Hello, I’m working with the full count 1940 census in Stata. Inconsistently, some of the values for erscore50 are labeled and imply an actual value of an order of magnitude smaller (see screenshot below). For example, the label for observations with an erscor50 of 44 imply an actual erscor50 of 4.4. I’ve noticed this only seems to happen for integers, which makes me think the integer is the actual value (i.e. 44 is the actual value, not 4.4). But, I don’t know for sure and I can’t find anything about this. Does anyone know for sure? Thanks!
I may not be understanding, but it should have one implied decimal, right? “ERSCOR50 has one implied decimal. For example, an ERSCOR50 value of 0061 should be interpreted as 6.1. This division is performed automatically in the extract setup files.”

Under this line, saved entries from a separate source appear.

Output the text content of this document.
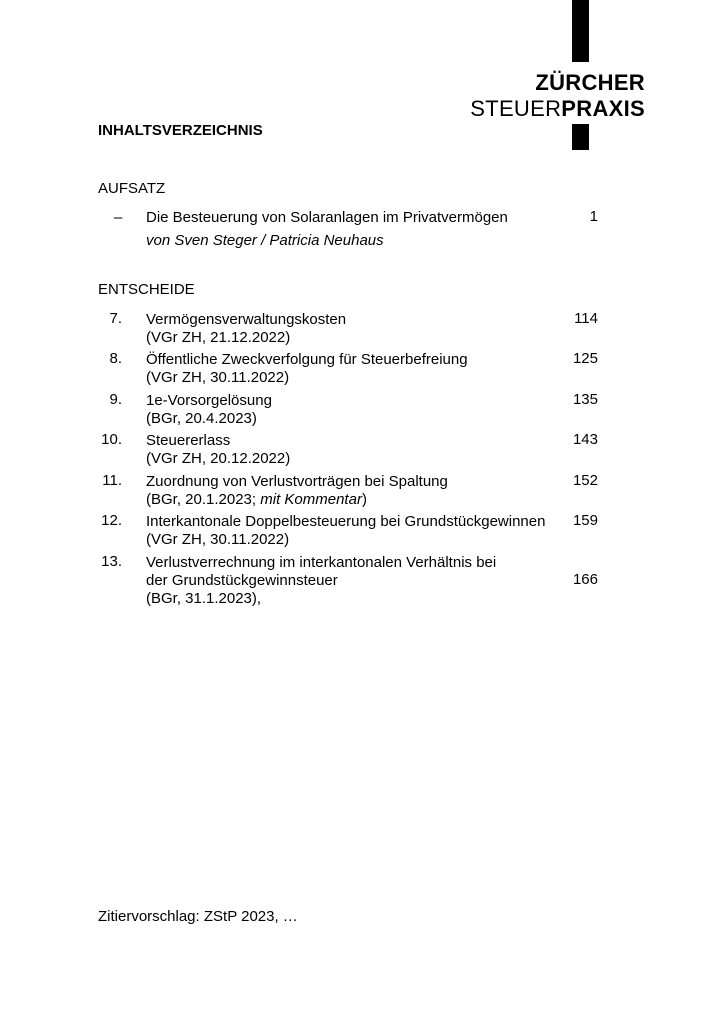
ZÜRCHER
STEUERPRAXIS
INHALTSVERZEICHNIS
AUFSATZ
– Die Besteuerung von Solaranlagen im Privatvermögen	1
von Sven Steger / Patricia Neuhaus
ENTSCHEIDE
7. Vermögensverwaltungskosten	114
(VGr ZH, 21.12.2022)
8. Öffentliche Zweckverfolgung für Steuerbefreiung	125
(VGr ZH, 30.11.2022)
9. 1e-Vorsorgelösung	135
(BGr, 20.4.2023)
10. Steuererlass	143
(VGr ZH, 20.12.2022)
11. Zuordnung von Verlustvorträgen bei Spaltung	152
(BGr, 20.1.2023; mit Kommentar)
12. Interkantonale Doppelbesteuerung bei Grundstückgewinnen	159
(VGr ZH, 30.11.2022)
13. Verlustverrechnung im interkantonalen Verhältnis bei
der Grundstückgewinnsteuer	166
(BGr, 31.1.2023),
Zitiervorschlag: ZStP 2023, …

Thank you for bringing our attention to this issue. You’re correct that here is an error in the data label. The correct value is provided in the data code and should be used without the accompanying label. In the example that you shared, 44 is the correct value and the 4.4 label should be disregarded.
While the original fixed-width .dat data files have one implied decimal place, in formatted data files (such as your Stata extract) this division is performed automatically. As a result, the provided data code is correct while the labels add an unnecessary additional decimal point in cases where the value is an integer. I’ve shared your findings with my colleagues on the data team who will investigate further and fix this discrepancy.